1) Within the provider organisation:
Commitment to the obligations and principles denoted in the Treaty of Waitangi. Commitment to the practical interpretations of the Treaty of Waitangi. Commitment to working with Whanau, Hapu, and Iwi representatives of the family's heritage. Commitment to expose MST Therapists and Clinical Supervisors to all of the cultural aspects of the MST training process (both the initial training and ongoing education through quarterly trainings and case-specific consultation)
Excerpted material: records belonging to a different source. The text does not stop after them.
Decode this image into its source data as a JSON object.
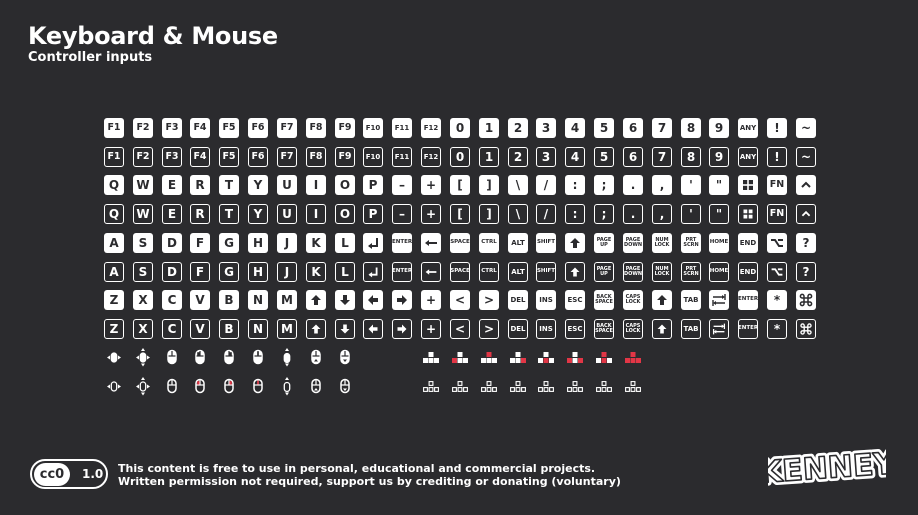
{
  "header": {
    "title": "Keyboard & Mouse",
    "subtitle": "Controller inputs"
  },
  "key_rows": [
    [
      "F1",
      "F2",
      "F3",
      "F4",
      "F5",
      "F6",
      "F7",
      "F8",
      "F9",
      "F10",
      "F11",
      "F12",
      "0",
      "1",
      "2",
      "3",
      "4",
      "5",
      "6",
      "7",
      "8",
      "9",
      "ANY",
      "!",
      "~"
    ],
    [
      "Q",
      "W",
      "E",
      "R",
      "T",
      "Y",
      "U",
      "I",
      "O",
      "P",
      "–",
      "+",
      "[",
      "]",
      "\\",
      "/",
      ":",
      ";",
      ".",
      ",",
      "'",
      "\"",
      "windows-icon",
      "FN",
      "caret-up-icon"
    ],
    [
      "A",
      "S",
      "D",
      "F",
      "G",
      "H",
      "J",
      "K",
      "L",
      "return-icon",
      "ENTER",
      "arrow-long-left-icon",
      "SPACE",
      "CTRL",
      "ALT",
      "SHIFT",
      "up-arrow-icon",
      "PAGE UP",
      "PAGE DOWN",
      "NUM LOCK",
      "PRT SCRN",
      "HOME",
      "END",
      "option-icon",
      "?"
    ],
    [
      "Z",
      "X",
      "C",
      "V",
      "B",
      "N",
      "M",
      "up-arrow-icon",
      "down-arrow-icon",
      "left-arrow-icon",
      "right-arrow-icon",
      "+",
      "<",
      ">",
      "DEL",
      "INS",
      "ESC",
      "BACK SPACE",
      "CAPS LOCK",
      "shift-up-icon",
      "TAB",
      "tab-arrows-icon",
      "ENTER",
      "*",
      "command-icon"
    ]
  ],
  "mouse_icons": [
    "mouse-horizontal-icon",
    "mouse-move-icon",
    "mouse-icon",
    "mouse-left-icon",
    "mouse-right-icon",
    "mouse-scroll-icon",
    "mouse-scroll-vertical-icon",
    "mouse-scroll-up-icon",
    "mouse-scroll-down-icon"
  ],
  "arrow_cluster_icons": [
    "arrow-keys-icon",
    "arrow-keys-left-icon",
    "arrow-keys-up-icon",
    "arrow-keys-right-icon",
    "arrow-keys-down-icon",
    "arrow-keys-horizontal-icon",
    "arrow-keys-vertical-icon",
    "arrow-keys-all-icon"
  ],
  "license": {
    "badge": "cc0",
    "version": "1.0",
    "line1": "This content is free to use in personal, educational and commercial projects.",
    "line2": "Written permission not required, support us by crediting or donating (voluntary)"
  },
  "logo": {
    "text": "KENNEY"
  },
  "colors": {
    "background": "#2b2b2e",
    "foreground": "#ffffff",
    "accent": "#e23646"
  }
}
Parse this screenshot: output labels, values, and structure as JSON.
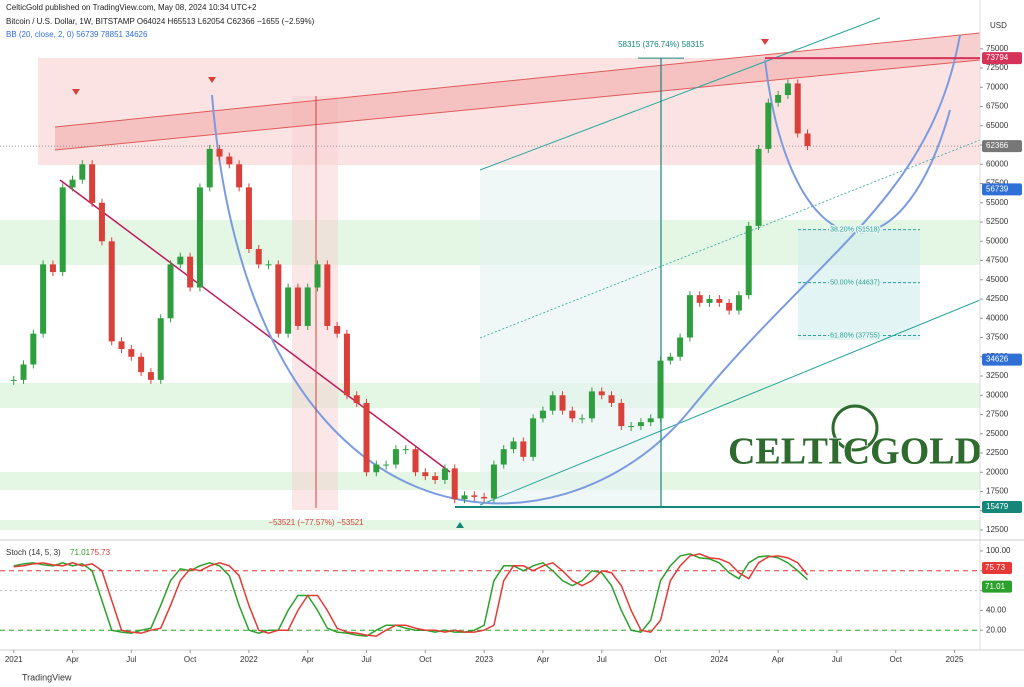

2) Within the clinical context:
A commitment to employ therapists with ethnic backgrounds that reflect those of the families that they will be working with. In the absence of ethnically matched therapists and families, the development of a consultation process by which Whanau, Hapu, and Iwi will be consulted on a case-by-case basis. Establish processes by which clinicians can consult with all relevant Whanau, Hapu, and Iwi with regards to all of their client's tribal affiliations
3) Within the broader service system with other key stakeholders:
A commitment to establish and maintain collaborative relationships with Whanau, Hapu, and Iwi in the provider organisation's local community. Establish routes by which Whanau, Hapu, and Iwi can deliver appropriate referrals to the MST programme. Establish processes by which organisations can consult with all relevant Whanau, Hapu, and Iwi with regards to the tribal affiliations of their client base.